Read also: In a Tokyo neighborhood's last sushi restaurant, a sense of loss

Sake Suki selections have also been embraced by the city’s modern Japanese restaurants. The Michelin-starred Sushi Noz carries the Nishide Shuzo “100 Year Sake,” made with natural yeast from the brewery and recognizable by its elegant hand-painted porcelain bottle. It retails for around $145. “The bottle’s detail and design are exactly in line with the ethos of Sushi Noz,” says co-owner Joshua Foulquier, who admires the importer’s unconventional approach.

But Sake Suki’s aspirations are bigger. The aim, the founders say, is to move sake beyond sushi counters and omakase menus and into the mainstream. Think pizza spots, burger joints, and beyond.

Munekyo started her career as a sales analyst at Goldman Sachs Group Inc. in Tokyo before coming to the U.S., and that training has informed her business. “I traded 30-plus currencies and still trade USDJPY [U.S. dollars to yen] to buy our sake from breweries,” she says. “I check markets and see the event schedule to decide the timing of trades.”

The couple’s initial goal was to bring in sake for themselves. “It was so expensive, we might as well have flown to Japan to pick it up ourselves,” says Geiger. “The most economical way was to bring it in in large quantities.” They got an importers license, rented space in an alcohol-licensed warehouse, and brought over their first shipments in 2016. 

Sake Suki’s bottles, imported exclusively by the company, are available in New York, California, and Texas in both wine shops and restaurants. Its expansion plans include Las Vegas, Florida, and Illinois. To make the sake accessible—and to reach customers traumatized by bad hot sake and sake bombs—back labels are written in English and provide information about the brewery as well as serving and tasting notes.

It’s still a push to get sake into glasses in America. Riedel recently introduced the Junmai, its second sake glass, yet neither is currently available in the U.S. “Sake opinion leaders in Paris and London have been most active so far,” observes Wolfgang Angyal, head of Riedel’s Japanese subsidiary.

Yet bigger growth is on the way. From 2017 to 2018, Sake Suki doubled the number of cases sold to 1,200, or about 10,300 liters (2,720 gallons), which is tiny by sake standards. Japan-based Takara Holdings Inc., for instance, produced 8.8 million liters of sake at its U.S. and Chinese plants in 2017. The company’s president, Mutsumi Kimura, is optimistic about the future of sake in the U.S. and beyond. “As sushi restaurants expand, sake sales will grow,” he told Bloomberg last July.

Retired Dom Pérignon winemaker Richard Geoffrey is working on a product with Masuizumi brewery for 2019. And Dassai sake is opening a $30 million brewing company in Hyde Park, N.Y., in partnership with the Culinary Institute of America in early 2020.  

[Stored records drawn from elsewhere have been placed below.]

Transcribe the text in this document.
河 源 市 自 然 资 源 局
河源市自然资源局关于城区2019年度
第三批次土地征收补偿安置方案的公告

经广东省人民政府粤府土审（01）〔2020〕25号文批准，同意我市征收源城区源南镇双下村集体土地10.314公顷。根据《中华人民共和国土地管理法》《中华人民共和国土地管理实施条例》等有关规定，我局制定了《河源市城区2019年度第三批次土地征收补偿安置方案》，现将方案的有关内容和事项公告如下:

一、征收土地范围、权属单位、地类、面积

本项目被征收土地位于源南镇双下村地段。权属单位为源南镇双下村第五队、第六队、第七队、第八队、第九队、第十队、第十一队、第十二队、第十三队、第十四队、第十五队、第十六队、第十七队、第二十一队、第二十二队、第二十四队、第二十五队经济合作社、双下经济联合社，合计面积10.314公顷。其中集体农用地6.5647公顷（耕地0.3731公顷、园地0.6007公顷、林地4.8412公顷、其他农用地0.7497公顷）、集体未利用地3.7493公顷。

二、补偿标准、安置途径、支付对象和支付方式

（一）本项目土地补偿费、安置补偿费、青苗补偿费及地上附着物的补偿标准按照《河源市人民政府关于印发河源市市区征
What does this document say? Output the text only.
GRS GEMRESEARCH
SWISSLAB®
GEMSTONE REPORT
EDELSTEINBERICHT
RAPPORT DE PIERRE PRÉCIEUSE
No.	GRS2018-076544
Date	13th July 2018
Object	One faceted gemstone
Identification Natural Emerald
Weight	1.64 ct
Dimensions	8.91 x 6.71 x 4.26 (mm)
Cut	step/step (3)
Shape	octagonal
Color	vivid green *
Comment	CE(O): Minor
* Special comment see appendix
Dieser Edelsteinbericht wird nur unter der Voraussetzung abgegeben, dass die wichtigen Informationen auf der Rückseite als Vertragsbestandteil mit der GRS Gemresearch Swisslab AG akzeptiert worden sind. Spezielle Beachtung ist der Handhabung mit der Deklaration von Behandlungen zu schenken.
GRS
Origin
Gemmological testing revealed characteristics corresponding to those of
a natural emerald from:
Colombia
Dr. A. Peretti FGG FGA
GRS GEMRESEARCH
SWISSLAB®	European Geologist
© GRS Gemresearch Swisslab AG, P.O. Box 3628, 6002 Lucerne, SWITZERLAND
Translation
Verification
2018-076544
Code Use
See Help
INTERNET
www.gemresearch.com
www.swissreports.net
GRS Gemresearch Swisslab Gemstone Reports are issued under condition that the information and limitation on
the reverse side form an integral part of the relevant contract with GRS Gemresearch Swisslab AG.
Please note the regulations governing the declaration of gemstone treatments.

Sake Suki is sanguine that this rising tide of sake will raise all boats. And anyway, bulk product isn’t the point—quality is. The company’s market niche is bringing the small, independent producers with unique products to the fore and letting them cultivate a fan base, much as the craft beer movement has made avid beer drinkers out of consumers burned out on Bud Light. “Our selections are small-production, they’re not famous names like Moët Chandon,” says Geiger. 

In the meantime, while it’s been a challenge to get into wine bastions like Italian restaurants, more non-Japanese spots are embracing sake. New York Thai restaurant Thaimee Table now carries the Manzairaku Yamahai Junmai. “Sake is just the right combo of sweet and vegetal, like Thai food. Because of its light and fresh taste, it elevates curry dishes,” says chef Hong Thaimee. “It’s the pinot noir of sake,” says Munekyo; at about $32 retail, it’s also accessible. Geiger says its smooth, full-bodied character makes it the perfect pair for pizza and burgers, as well as steak and fried chicken.

The duo is pushing to position sake as part of the cocktail culture as well. Blue Hill at Stone Barns in Tarrytown, N.Y., now mixes an aperitif with a base of tart Kagatsuru Umeshu, a sake flavored with plums, added to sparkling wine and wildflower liqueur, served on the rocks. It’s one small, refreshing step along sake’s American journey.